Sumpah Pemuda merupakan peristiwa penting bangsa Indonesia karena telah menunjukan arah dan tujuan perjuangan mencapai kemerdekaan yaitu tercapainya Indonesia Merdeka. Sumpah Pemuda juga merupakan peristiwa penting bagi tumbuhnya semangat nasionalisme dan patriotisme dikalangan pemuda dalam merebut kemerdekaan. Disamping alasan tersebut Sumpah Pemuda telah menunjukan bahwa pemuda adalah insan militan yang mampu memberikan kontribusi bagi negaranya. Dengan demikian, peristiwa Sumpah Pemuda 28 Oktober 1928 menjadi catatan sejarah bagi perjalanan bangsa Indonesia, karena para pemuda mempertaruhkan semua jiwa raga untuk bangsa Indonesia dan bersatu padu memperkuat diri untuk menuju era kemerdekaan.
 
Peristiwa 84 tahun lalu yang dipelopori para pemuda waktu itu sangat berbeda dengan situasi dan kondisi sekarang.

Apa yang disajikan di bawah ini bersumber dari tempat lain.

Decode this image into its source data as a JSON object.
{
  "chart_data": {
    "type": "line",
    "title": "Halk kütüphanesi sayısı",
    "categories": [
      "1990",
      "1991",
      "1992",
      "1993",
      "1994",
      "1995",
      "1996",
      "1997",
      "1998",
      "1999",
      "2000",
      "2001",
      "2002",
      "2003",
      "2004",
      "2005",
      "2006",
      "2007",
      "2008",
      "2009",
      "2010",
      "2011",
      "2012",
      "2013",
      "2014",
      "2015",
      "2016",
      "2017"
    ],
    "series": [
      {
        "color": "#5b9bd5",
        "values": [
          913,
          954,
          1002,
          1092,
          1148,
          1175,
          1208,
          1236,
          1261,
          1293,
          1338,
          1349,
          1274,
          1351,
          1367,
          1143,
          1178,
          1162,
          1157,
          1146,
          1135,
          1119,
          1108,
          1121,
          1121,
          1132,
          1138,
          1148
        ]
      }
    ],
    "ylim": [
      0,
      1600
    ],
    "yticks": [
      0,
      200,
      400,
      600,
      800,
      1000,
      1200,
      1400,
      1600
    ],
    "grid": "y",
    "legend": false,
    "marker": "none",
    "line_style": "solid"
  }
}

Sekarang banyak pemuda terlibat tawuran pelajar, narkoba, seks bebas, bergaya hidup hedonis dan lainnya. Kejadian ini tidak terlepas dari kegagalan pemerintah dalam menyelenggarakan sistem pendidikan nasional. Pemerintah kita seakan-akan melepas tanggung jawabnya kepada pihak lain untuk mengurus pendidikan. Dampaknya adalah pendidikan sekarang beralih fungsi dari institusi yang seharusnya menanamkan nilai-nilai moral dan karakter menjadi lahan basah untuk mencari keuntungan melalui privatisasi dan komersialisasi pendidikan.
Di era kemerdekaan ini, pemuda harus belajar kepada masa lalu (pengalaman). Mereka harus berperan serta dalam mengisi kemerdekaan melalui pembangunan, dengan melaksanajan kegiatan yang positif, seperti menempuh pendidikan setinggi-tingginya untuk meningkatkan kualitas sumber daya manusia. Sedangkan untuk menangkal pengaruh negatif akibat globalisasi dan budaya asing, maka generasi muda wajib membekali diri dengan nilai-nilai budaya bangsa yang bermuara pada Pancasila serta meningkatkan keimanan dan ketakwaan kepada Tuhan YME
Banyak tugas dan pekerjaan rumah di depan mata yang harus dilaksanakan dan diselesaikan secara arif dan bijaksana oleh pemerintah, guru, dan orang tua dan masyarakat pendidikan. Para pemuda harus siap bekerja dalam iklim keterbukaan, yakni kerja keras, kerja cerdas, dan kerja ikhlas serta memiliki daya respon yang tinggi. Oleh karena itu, setiap pemuda harus membekali diri dengan pengetahuan, keterampilan dan pengalaman yang baik, sekaligus dapat memberikan teladan bagi masyarakat. Hendaknya setiap pemuda Indonesia berbuat seperti yang dikatakan John F. Kennedy “Ask not what your country can do for you. But ask what you can do for your country”.
Peringatan hari Sumpah Pemuda Tahun 2012 merupakan momentum untuk merenungkan dan mengevaluasi kembali perjuangan para pemuda Indonesia untuk bangkit dengan niat yang tulus untuk mengisi kemerdekaan ini dengan pembangunan di segala bidang guna meningkatkan kesejahteraan, kemajuan, dan kemakmuran bangsa dan negara Indonesia.
Selamat hari Sumpah Pemuda semoga pemuda Indonesia tetap “Indonesia”.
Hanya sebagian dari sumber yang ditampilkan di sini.